Jakarta, CNBC Indonesia – When inaugurating the Sawerigading Wallacea Biodiversity Park located in the Vale Mine area at the end of March, President Joko Widodo encouraged mining companies in Indonesia to imitate what Vale was doing. Similar praise was also conveyed by Coordinating Minister for Maritime Affairs and Investment Luhut Binsar Pandjaitan. During a visit to Vale’s nickel mine and smelter in Sorowako, South Sulawesi, at the end of November last year, Luhut said Vale had implemented good mining practices.

The National Coordinator of the civil society coalition institution Publish What You Pay (PWYP) Indonesia, Aryanto Nugroho, said that the application of Environmental, Social, and Governance (ESG) principles and standards in the operation of the extractive industry is an important thing that must be considered. So far, PT Vale Indonesia (PT VI) has emphasized its commitment to operationalizing nickel processing to apply international ESG standards.

“The benefits of ESG are long-term, not short-term, meaning that it is not just about profit, but environmental standards, sustainability, and this is part of the equitable energy transition,” said Aryanto.

Therefore, Aryanto reminded the Government to be careful in the divestment process of PT VI shares. In the divestment process, the government, represented by Mining Industry Indonesia (Mind ID), is advised to pay attention to and implement ESG principles that support realizing a clean energy transition in Indonesia.

“Do not want to provide benefits; instead, the divestment (of PT Vale Indonesia) will cause harm to the community,” said extractive industry observer Aryanto in his conversation with the media in Jakarta Friday (07/21/2023).

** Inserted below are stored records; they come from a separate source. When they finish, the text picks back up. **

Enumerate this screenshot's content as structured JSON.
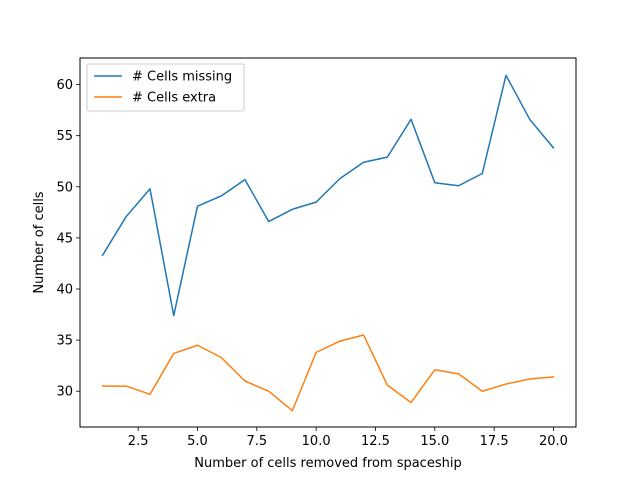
{
  "chart_data": {
    "type": "line",
    "title": "",
    "xlabel": "Number of cells removed from spaceship",
    "ylabel": "Number of cells",
    "xlim": [
      0.05,
      20.95
    ],
    "ylim": [
      26.5,
      62.6
    ],
    "xticks": [
      2.5,
      5.0,
      7.5,
      10.0,
      12.5,
      15.0,
      17.5,
      20.0
    ],
    "xtick_labels": [
      "2.5",
      "5.0",
      "7.5",
      "10.0",
      "12.5",
      "15.0",
      "17.5",
      "20.0"
    ],
    "yticks": [
      30,
      35,
      40,
      45,
      50,
      55,
      60
    ],
    "ytick_labels": [
      "30",
      "35",
      "40",
      "45",
      "50",
      "55",
      "60"
    ],
    "grid": false,
    "legend_position": "top-left",
    "x": [
      1,
      2,
      3,
      4,
      5,
      6,
      7,
      8,
      9,
      10,
      11,
      12,
      13,
      14,
      15,
      16,
      17,
      18,
      19,
      20
    ],
    "series": [
      {
        "name": "# Cells missing",
        "color": "#1f77b4",
        "values": [
          43.3,
          47.1,
          49.8,
          37.4,
          48.1,
          49.1,
          50.7,
          46.6,
          47.8,
          48.5,
          50.8,
          52.4,
          52.9,
          56.6,
          50.4,
          50.1,
          51.3,
          60.9,
          56.6,
          53.8
        ]
      },
      {
        "name": "# Cells extra",
        "color": "#ff7f0e",
        "values": [
          30.5,
          30.5,
          29.7,
          33.7,
          34.5,
          33.3,
          31.0,
          30.0,
          28.1,
          33.8,
          34.9,
          35.5,
          30.6,
          28.9,
          32.1,
          31.7,
          30.0,
          30.7,
          31.2,
          31.4
        ]
      }
    ]
  }
}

As one of Indonesia’s pioneers in the nickel industry, PT VI is a company committed to applying clean energy. Therefore, according to Aryanto, if the PT VI share divestment process is completed, the commitment to clean energy and the application of ESG principles that PT VI has carried out must be prioritized and become the government’s agenda.

“If you want an energy transition, there is no need to use coal energy anymore,” said Aryanto.

Aryanto assessed that so far, Indonesia still needs a lot of catching up regarding the application of ESG in the extractive industry. He also said that Indonesia must still apply more ESG principles in licensing and investment requirements.

“Support the implementation of ESG, then ESG standards are adopted by the government. That is an important thing in the divestment process,” he said.

Aryanto said there should be no more setbacks in applying ESG in various government lines, including the extractive industry. “Don’t build more smelters using coal fuel when discussing the industry. Because the (clean energy) transition becomes false because there is more coal,” said Aryanto.